ANNAMARIA LICCIARDIELLO: Sembra urgente la necessità di digitalizzare le collezioni di cinema d’arte e di cinema sperimentale iniziate da Adriano Apra’ sia per proteggere il materiale che rischiava di andare perso e disperso che per dare il giusto posto all’esperienza del legame tra arte contemporanea e immaginario del cinema…come dimostra anche la scelta di far realizzare la sigla del Festival di Pesaro da Virgilio Villoresi, profondamente influenzata dal cinema sperimentale statunitense
DARIO MARCHIORI: Il relatore ha cercato di sistematizzare il concetto di “Nuovo Cinema” così come emerso dalle diverse edizioni del Festival definendolo storicamente come “altro rispetto a quello mainstream, inventivo, internazionale, politicamente necessario, recente, altrimenti invisibile”. Attualmente invece perdono valore l’istanza dell’essere recente perché al contrario il Nuovo Cinema è anche un modo di riscoprire un passato dimenticato e dell’essere invisibile perché oggi si assiste ad una moltiplicazione di Festival:cioè che serve è un nuovo modo di pensare e allargare il concetto di cinema in una prospettiva transnazionale di metageneri come si propone la sezione “Lezioni di Storia a cura di Federico Rossin sui videoteppismi
EVA SANGIORGI: Si concentra sulla sua esperienza all’Università Nazionale del Messico dove da 6 anni gestisce un Festival Universitario di cinema che ovviamente non si rivolge solo agli studenti ma che è aperto alla ricerca e alla sperimentazione m anche al restauro e alla conservazione ribadendo una responsabilità politica militante anche in termini estetici
CECILIA ERMINI: Descrive le sue esperienze all’interno dei Festival sottolineando sia i rischi di fare le veci delle case di distribuzione, sia di evitare i clichè sui “film da concorso” contaminando gli sguardi primitivi con i trend del momento quando invece è il discorso formale che crea il contenuto come dimostra la scelta del film in concorso “Kaili Blues”
EVELISE PERNIOLA: Dalla sua prospettiva di docente universitaria si rammarica della scarsa conoscenza delle basi del cinema da parte degli studenti e propone alcuni modelli di cinema più connessi con le esperienze che i giovani hanno delle immagini in movimento per creare pubblici alternatici al pubblico dei cinefili.
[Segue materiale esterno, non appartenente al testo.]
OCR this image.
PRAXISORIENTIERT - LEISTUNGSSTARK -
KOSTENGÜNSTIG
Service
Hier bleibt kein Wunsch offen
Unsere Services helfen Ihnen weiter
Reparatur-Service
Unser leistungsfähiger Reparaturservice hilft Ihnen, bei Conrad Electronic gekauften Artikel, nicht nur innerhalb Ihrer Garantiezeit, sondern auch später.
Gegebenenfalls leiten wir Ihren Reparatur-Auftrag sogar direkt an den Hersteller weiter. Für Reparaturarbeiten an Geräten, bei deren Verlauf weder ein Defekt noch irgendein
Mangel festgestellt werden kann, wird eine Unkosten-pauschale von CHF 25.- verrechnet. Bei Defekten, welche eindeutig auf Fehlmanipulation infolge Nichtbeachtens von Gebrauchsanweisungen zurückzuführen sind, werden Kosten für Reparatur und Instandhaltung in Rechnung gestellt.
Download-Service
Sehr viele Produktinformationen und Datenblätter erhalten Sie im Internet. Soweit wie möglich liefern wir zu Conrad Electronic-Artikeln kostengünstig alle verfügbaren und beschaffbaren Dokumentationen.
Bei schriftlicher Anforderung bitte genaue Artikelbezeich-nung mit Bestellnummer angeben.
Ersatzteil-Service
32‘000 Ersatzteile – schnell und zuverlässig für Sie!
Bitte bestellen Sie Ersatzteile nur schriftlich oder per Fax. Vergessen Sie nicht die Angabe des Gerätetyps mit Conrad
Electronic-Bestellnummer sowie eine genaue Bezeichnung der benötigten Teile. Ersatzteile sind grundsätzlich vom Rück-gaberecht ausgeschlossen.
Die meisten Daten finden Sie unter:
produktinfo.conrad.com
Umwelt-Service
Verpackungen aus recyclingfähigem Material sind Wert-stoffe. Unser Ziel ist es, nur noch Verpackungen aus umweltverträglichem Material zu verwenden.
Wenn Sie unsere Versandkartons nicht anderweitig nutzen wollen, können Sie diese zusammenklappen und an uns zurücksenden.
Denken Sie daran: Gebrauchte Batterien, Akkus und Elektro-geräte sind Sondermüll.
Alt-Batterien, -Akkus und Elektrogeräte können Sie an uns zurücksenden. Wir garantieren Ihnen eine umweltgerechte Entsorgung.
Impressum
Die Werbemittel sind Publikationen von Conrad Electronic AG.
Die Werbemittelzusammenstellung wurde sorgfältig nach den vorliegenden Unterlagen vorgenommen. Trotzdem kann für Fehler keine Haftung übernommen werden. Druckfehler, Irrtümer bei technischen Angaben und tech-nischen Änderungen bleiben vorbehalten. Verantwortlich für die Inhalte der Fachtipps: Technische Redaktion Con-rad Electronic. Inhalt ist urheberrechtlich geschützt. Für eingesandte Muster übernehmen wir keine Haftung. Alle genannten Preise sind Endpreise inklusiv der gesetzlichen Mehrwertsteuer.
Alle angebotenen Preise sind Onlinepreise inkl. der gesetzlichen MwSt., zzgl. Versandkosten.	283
Il primo modello viene dal laboratorio di Sensory Etnography dell’Università di Harvard dove la ricerca sulla geografia e sul paesaggio ha prodotto un film come Leviathan del 2012; il secondo dall’antropologo e indigenista Vincent Carelli che usa le risorse audiovisive per modalità di auto rappresentazione dei popoli indigeni attraverso la de-gerarchizzazione dello sguardo ed infine il progetto Memofilm di Bologna (http://www.lavoroculturale.org/il-memofilm-la-creativita-c…/) dove il cinema costituisce un elemento terapeutico e curativo.
DANIELA PERSICO: Incentra il suo intervento sull’importanza del collegamento col territorio per realtà al di fuori delle grandi metropoli come Milano o Roma, sostenendo che la cinefilia si stia spostando rispetto alla sala e alla città tout court.